Fresh Reads from the Science 'o sphere!

Tuesday, May 05, 2009

Mob Behaviour Of Social Groups

What a remarkable confluence of events today!

1. This morning I received an email from an old friend - unfortunately it was a chain mail with some pretty NASA photograph in it.

I prefer not to propagate chain mails, so I deleted it while asking myself: "Why do people fall for chain mails so easily?"

2. Next, I came across this YouTube video about chain letters on MySpace and other social networking sites:

Nykytyne2 sees a connection between Pascal's Wager and the mob behaviour of people who keep reposting chain letters.

He thinks that social networking and multiplayer game sites can potentially be a great tool for social psychologists to study mob behaviour.

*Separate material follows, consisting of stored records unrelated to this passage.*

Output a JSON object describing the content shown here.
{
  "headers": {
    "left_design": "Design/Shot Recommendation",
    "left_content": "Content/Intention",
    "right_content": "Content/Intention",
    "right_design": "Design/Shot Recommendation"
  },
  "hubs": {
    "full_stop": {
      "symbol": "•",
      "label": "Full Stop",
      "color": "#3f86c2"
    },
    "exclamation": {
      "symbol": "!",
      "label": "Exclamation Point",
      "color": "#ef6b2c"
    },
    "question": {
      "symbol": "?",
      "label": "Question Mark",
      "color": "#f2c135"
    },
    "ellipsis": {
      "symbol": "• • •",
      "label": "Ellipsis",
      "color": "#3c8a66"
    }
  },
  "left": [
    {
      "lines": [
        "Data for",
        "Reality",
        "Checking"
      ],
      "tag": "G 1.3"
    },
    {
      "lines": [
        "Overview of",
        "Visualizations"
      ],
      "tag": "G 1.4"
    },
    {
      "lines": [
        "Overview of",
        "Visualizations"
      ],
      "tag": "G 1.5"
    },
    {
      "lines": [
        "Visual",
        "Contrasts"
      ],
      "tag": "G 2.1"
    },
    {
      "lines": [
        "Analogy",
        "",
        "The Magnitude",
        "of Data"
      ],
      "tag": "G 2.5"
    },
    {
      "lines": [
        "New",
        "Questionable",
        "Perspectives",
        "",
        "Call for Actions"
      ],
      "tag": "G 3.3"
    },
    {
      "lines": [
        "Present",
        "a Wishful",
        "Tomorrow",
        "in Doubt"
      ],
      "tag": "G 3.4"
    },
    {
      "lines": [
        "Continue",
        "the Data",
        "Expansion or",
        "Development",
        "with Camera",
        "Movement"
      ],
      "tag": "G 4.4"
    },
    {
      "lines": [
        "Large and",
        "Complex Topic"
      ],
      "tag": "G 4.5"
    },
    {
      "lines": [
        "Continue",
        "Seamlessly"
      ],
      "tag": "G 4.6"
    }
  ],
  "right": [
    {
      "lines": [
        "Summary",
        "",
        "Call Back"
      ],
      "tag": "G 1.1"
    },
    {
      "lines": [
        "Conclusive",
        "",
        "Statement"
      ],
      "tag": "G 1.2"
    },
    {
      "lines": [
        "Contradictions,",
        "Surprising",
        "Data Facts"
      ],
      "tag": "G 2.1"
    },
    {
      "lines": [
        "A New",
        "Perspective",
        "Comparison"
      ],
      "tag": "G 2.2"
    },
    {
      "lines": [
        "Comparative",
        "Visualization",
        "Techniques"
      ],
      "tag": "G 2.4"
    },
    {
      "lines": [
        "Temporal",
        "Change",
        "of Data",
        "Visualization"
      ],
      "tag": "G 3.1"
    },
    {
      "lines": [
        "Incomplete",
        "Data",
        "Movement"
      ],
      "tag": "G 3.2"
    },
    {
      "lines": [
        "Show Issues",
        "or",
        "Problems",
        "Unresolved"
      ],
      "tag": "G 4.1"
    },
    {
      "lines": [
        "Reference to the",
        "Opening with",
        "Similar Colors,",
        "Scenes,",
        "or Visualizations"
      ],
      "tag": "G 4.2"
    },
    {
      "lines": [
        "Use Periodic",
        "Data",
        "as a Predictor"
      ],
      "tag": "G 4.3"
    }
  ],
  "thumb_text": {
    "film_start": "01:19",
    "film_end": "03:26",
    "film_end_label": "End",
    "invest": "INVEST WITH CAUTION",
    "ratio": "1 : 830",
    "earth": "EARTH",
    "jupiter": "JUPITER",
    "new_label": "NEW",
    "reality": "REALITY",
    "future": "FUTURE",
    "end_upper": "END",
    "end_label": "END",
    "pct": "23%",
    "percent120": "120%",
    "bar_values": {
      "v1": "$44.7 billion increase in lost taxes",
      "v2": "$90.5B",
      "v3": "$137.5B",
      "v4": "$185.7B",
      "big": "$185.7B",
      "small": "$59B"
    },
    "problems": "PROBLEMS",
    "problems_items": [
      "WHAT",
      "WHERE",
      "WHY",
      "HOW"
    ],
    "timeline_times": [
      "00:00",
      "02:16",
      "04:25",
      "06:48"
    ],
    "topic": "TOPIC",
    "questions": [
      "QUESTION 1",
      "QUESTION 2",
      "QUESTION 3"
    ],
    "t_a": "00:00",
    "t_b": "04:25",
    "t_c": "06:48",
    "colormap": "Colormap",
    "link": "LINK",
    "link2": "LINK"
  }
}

3. And then, sociologist Jesse Fagan of Orbital Teapot posts a summary about this research study:

Effective leadership and decision-making in animal groups on the move (Couzin et al. 2005, Nature)

This paper has revealed a very interesting result. Jesse explains:

The powerful insight, I thought, was that groups that behave like swarms or flocks can find some resource if only a small proportion of the the individuals have the knowledge. Furthermore, the ratio between those who know and those who follow scales logarithmically with respect to the size of the total group. That means the larger the group, the group of knowledgeable individuals does not have to rise linearly.

When I say agents who behave like a swarm I mean they obey a small set of simple rules.

So here's a plausible explanation for why there are so many "sheeple" in the world today mindlessly following a tiny clique of powerful overlords.

Maybe it doesn't hurt society to have many stupid people who are only good at following orders - there could be a structural reason behind this.

Ain't that neat?

The question, the hypothesis-generation and the results all popped up within the space of a few hours.

Sometimes I wonder if I am trying to find systems science, or if systems science is trying to find me...

1 Comment:

angry doc said...

I remember watching a documentary on locusts. The scientists were wondering how they manage to swarm without constantly colliding into each other.